More trade war rhetoric has shaken the markets overnight.  The two major Chinese exchanges are down 3.8% and 5.8% as of this writing.  This is after President Trump asked the U.S. Trade Representative to identify $200B worth of Chinese products that could be subject to an additional 10% tariff.  “The U.S. has initiated a trade war,” China’s Commerce Ministry declared, adding that it will respond with “comprehensive quantitative and qualitative measures and retaliate forcefully.
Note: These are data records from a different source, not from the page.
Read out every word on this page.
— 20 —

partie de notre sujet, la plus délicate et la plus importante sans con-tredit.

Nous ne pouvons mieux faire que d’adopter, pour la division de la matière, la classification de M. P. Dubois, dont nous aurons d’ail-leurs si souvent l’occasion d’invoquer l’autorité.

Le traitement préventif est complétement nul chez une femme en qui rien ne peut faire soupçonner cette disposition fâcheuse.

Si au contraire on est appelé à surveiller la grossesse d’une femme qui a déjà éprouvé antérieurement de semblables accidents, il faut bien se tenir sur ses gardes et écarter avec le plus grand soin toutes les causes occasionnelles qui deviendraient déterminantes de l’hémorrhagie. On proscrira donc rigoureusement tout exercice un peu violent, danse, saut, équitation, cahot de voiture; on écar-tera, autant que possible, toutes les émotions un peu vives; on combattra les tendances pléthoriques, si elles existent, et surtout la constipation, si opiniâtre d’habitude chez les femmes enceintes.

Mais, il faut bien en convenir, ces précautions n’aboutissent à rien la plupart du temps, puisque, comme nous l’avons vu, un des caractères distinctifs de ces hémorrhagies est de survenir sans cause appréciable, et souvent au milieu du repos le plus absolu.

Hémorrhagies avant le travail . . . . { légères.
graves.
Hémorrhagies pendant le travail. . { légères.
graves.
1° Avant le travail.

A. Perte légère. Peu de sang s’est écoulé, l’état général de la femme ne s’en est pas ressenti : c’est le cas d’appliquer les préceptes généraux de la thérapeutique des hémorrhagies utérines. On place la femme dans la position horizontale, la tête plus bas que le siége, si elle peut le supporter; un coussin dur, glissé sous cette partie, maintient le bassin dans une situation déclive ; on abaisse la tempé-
Let’s consider D.R Horton (ticker: DHI)

Strategy Discussion

If one was strictly a stock trader, selling (shorting) DHI in the $42.00 area could be prudent.  You are anticipating a move to the downside.  As a protective measure, it is always good practice to place a buy-stop order.  In this case, placing that order in the $43.25 area will mitigate potential losses.

For active traders with a shorter investment time horizon, you can consider a setup utilizing options. Given the market conditions outlined above, taking a passive, premium credit approach may be the best path to success.

Because of the reasons given above, the sale of a credit call spread may be one way to approach this situation.  You want to collect the most premium you can for as little time as you can while staying within one’s risk tolerances.  You may want to consider the DHI June 29th weekly expiration 43/44 call spread, selling it for $0.30.  The most you can profit is the credit received and the most you risk is the width of the spread less any premium collected.  Ma reward = $0.30 and max risk = $0.70.  This means that you are laying odds of 2.33:1.

Given the trading and market environment outlined above, a trader must evaluate whether this reward/risk ratio is appropriate for his/her risk tolerance.